Goldmine: I’m sure the pressure was on to record a successful follow up release. Were you confident that 52nd Street would meet expectations?
Liberty DeVitto: Let me think, what songs were on 52nd Street? All kidding aside… Billy was really on his game at that time. “Honesty,” “Until The Night,” “Rosalinda’s Eyes”… great songs and the band was on fire! Phil Ramone taught us how to play in the studio and we listened to everything he said!
Goldmine: The third album, Glass Houses was not necessarily considered as big a hit as the previous two releases, but it’s my favorite Joel record because for me, it rocks the hardest! And it did produce four more Top 40 hits and Billy’s first #1 song with “It’s Still Rock and Roll To Me.” Not to mention over eight million copies sold to date!

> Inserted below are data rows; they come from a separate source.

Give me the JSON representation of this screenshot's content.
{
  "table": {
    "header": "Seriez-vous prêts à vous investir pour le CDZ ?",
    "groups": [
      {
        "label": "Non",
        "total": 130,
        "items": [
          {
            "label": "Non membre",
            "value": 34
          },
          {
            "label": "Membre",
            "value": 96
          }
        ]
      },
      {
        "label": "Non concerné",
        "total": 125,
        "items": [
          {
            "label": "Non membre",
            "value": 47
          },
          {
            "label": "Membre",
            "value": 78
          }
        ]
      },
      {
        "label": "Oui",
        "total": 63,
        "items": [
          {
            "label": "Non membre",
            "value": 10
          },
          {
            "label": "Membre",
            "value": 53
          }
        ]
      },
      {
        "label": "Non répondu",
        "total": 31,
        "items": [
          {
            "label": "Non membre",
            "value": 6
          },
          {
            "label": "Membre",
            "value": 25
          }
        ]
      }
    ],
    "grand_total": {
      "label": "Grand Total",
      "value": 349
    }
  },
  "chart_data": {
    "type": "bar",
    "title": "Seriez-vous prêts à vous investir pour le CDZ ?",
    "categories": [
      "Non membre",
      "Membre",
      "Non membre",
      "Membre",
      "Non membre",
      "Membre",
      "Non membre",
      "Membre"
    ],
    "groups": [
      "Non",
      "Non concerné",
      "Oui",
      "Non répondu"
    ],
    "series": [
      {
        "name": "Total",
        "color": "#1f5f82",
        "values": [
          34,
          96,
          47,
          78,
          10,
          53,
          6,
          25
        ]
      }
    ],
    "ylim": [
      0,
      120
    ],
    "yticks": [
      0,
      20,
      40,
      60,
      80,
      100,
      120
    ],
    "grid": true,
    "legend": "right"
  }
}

Liberty DeVitto: This album was the band and only the band… no one overdubbed anything. We recorded “You May Be Right” and “Sometimes A Fantasy” and performed them on the road before the album came out… just to get a feel of how the public would take to them. The songs went over great, so it energized us to do even more.
Goldmine: In 1981 you drummed on the solo album of Yes keyboard legend Rick Wakeman, title The Burning. How did that connection come about?
Liberty DeVitto: I actually only played on the tracks with the rhythm section. Rick overdubbed his parts, so I never actually got to meet him.
Goldmine: After three more Billy Joel recordings in the 80’s you worked on Carly Simon’s Spoiled Girl release in 1985. How did that come about?
Liberty DeVitto: Producer Phil Ramone was at the time, using us a lot as a rhythm section… and Phil was producing Carly at the time.
Goldmine: Many fans might not know about your participation in a short-lived “super group” featuring yourself, Derek St Holmes (Ted Nugent’s band), Jeff Carlisi (.38 Special), guitarist Pat Travers and the late Benjamin Orr of The Cars. The band dissolved after the untimely passing of Orr from pancreatic cancer in 2000?
Liberty DeVitto: We were developing as a band and writing new material to record. Ben was our ‘rock star’ and it was such a great loss when he passed.
Goldmine: In 2003 you started contributing time to Little Kids Rock, a non-profit organization which provides instruments and instruction to public school students throughout America. How did you become involved with this music program?
Liberty DeVitto: Little Kids Rock currently has 85,000 kids involved in the free lesson program. I am going to Guatemala to meet up with Dave Wish and hopefully soon, the program will go worldwide.
Goldmine: You are also involved in the Rockers in Recovery organization. How did this connection come about?
Liberty DeVitto: The program was started by organizers Lori Sullivan (President) and John Hollis (Marketing). When they began Recovery they realized there were so many people who were now sober and still wanted to rock- and-roll, but didn’t really want to go to bars and clubs. We have festivals in parks and do concerts in theatres, and hundreds of people show up for the performances… it is truly amazing!